Anna Vergos Blair is the mother of two creative toddlers, but when they make art in her house, they leave a mess behind. She figured other moms must have the same problem, so she and her sister Katherine Vergos Riederer decided to open an art center for kids in Overton Square.
"It's a space where kids can get messy," Blair said. "My little ones love all the stuff that makes a mess — paint, glitter, glue, the stuff you don't want all over your house. So we want this to be a space where kids aren't scared to drop a container of glitter on the floor."
The Art Project is set to open this summer at 2092 Trimble Place in Overton Square. The center will operate like a gym but for art. Parents can buy monthly or annual memberships and stop in with their kids any time. Or they can pay a one-time drop-in fee to check it out. The center will cater to kids ages 18 months to 12 years old.
- Anna Vergos Blair and Katherine Vergos Riederer
There will be classes in various mediums — like painting or woodworking — led by local artists. But the main studio at The Art Project will be a bit of a free-for-all where kids can work without instruction.
"Kids can just create whatever they want in all different kinds of mediums. It's not project-driven. It's more Montessori-style," Blair said.
All manner of art materials — paint, glitter, chalk, crayons, markers, feathers, googly eyes, etc. — will be available. Kids can choose whatever they want, pick a workstation, and let their little imaginations run wild.
Parents can help their kids if they want to be involved, but if they'd rather sit back and get some work done, there will be free wifi, coffee, and, if all goes as planned, beer and maybe wine. Artist facilitators will be available to assist or inspire kids.
Additionally, The Art Project will offer digitization services, so parents can have all their kids' artwork scanned and saved.
"Parents have piles and piles of their kids' artwork. We want to digitize that for parents, so they can create photo books or notecards or posters," Riederer said.
Blair and Riederer's family owns The Rendezvous restaurant, and they both grew up helping out there. Blair, now an attorney, began toying with the idea of opening an art center for kids around Christmas. She didn't know where to start, so she reached out to local entrepreneur Taylor Berger.
"I emailed Taylor in January, and I said, 'I don't know you, but I see you're always launching new businesses.' So I asked for guidance on starting a business. We met for coffee, and he said, 'Let's do it,"' Blair said. "He and his partner Michael [Tauer] have little kids, and they signed on to help us right away. They had a space ready for us two days later."
Riederer, who has a degree in apparel design, sees The Art Project as an opportunity to put her artistic skills to use. She spent some time designing clothing in New York, but since she's moved back to Memphis, she's found herself working again with the restaurant. She says she's ready to pursue something in the creative realm.
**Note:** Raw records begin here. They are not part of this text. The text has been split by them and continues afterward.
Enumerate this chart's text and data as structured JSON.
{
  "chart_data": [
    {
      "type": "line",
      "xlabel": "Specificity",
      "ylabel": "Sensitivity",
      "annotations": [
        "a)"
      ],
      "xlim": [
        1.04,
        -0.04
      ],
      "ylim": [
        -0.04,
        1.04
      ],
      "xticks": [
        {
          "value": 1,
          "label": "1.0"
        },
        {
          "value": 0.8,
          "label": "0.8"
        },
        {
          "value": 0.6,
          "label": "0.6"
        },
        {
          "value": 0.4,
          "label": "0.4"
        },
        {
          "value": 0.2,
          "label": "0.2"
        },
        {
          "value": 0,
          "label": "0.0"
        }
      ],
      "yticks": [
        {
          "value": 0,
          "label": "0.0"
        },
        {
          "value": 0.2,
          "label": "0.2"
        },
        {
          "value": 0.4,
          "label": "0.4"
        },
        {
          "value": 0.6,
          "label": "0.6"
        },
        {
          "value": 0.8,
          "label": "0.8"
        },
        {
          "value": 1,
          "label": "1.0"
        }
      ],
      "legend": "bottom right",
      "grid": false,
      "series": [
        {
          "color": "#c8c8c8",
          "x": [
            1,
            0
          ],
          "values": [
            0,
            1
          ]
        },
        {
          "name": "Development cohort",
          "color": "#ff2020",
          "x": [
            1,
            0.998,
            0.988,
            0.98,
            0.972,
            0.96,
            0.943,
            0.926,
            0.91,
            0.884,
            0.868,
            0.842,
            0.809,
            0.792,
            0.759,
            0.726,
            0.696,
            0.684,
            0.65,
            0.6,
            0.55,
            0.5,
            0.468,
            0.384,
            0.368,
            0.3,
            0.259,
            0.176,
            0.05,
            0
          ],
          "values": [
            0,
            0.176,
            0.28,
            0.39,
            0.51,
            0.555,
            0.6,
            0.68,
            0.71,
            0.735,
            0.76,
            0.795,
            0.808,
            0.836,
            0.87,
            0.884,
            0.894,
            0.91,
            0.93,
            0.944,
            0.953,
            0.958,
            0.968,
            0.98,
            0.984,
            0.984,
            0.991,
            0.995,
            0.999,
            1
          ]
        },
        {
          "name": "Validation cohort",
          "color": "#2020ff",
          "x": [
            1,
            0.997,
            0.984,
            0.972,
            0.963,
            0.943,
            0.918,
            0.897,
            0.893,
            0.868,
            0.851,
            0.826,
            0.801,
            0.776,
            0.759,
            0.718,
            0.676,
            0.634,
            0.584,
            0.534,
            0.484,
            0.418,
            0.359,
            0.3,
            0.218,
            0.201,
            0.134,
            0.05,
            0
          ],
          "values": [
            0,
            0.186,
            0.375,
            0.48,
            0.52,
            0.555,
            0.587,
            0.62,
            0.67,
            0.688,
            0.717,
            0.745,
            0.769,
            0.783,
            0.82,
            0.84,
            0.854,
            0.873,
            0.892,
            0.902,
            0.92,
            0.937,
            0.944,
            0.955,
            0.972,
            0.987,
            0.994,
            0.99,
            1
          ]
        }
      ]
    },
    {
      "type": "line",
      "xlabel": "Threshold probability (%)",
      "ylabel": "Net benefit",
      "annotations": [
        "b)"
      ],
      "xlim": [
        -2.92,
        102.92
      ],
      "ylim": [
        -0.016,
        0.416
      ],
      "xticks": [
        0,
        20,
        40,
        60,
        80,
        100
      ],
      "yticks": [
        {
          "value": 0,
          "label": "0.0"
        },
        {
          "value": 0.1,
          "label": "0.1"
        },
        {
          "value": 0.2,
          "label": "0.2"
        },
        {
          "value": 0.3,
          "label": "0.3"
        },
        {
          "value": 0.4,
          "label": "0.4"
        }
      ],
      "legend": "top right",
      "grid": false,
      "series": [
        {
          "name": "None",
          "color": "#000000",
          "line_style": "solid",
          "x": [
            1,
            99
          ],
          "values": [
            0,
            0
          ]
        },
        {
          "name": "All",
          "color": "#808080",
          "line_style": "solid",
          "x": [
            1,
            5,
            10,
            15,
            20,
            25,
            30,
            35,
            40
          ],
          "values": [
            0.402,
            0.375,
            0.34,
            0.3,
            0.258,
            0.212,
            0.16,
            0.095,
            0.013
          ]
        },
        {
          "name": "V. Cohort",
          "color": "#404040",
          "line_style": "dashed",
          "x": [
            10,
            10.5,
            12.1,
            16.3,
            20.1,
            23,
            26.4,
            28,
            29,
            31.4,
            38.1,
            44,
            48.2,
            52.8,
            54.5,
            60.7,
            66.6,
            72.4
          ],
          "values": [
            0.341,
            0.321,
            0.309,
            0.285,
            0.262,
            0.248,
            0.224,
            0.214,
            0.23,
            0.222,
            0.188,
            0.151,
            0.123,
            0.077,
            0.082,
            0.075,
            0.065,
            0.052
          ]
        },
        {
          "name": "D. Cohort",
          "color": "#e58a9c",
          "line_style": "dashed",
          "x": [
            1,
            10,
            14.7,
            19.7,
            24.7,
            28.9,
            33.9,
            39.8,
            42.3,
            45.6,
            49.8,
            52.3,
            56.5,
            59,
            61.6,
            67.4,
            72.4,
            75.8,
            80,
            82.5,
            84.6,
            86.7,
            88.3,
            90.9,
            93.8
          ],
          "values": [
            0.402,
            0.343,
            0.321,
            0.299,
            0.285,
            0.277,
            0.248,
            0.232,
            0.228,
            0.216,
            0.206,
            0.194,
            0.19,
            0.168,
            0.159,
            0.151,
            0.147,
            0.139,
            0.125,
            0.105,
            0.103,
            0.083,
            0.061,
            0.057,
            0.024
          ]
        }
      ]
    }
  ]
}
"I always assumed I'd start my own company, but I kind of got hooked into the family business. I've lost my way for creating art," Riederer said. "Plus, I have a baby on the way, so I thought this would be a good way to do something I really enjoy, something more fun and creative."
The sisters enlisted their friend Dom Price, an architect in San Franciso, to design the space.
"There's a center area that we call the 'scribble space.' It's a rounded area on the inside with tables and chairs and an easel. And the outside of the circle will house the art supplies," Blair said. "On the opposite wall, there is an area for hanging and drying art, and there's a wash-up station. We want kids to be wowed when they walk in."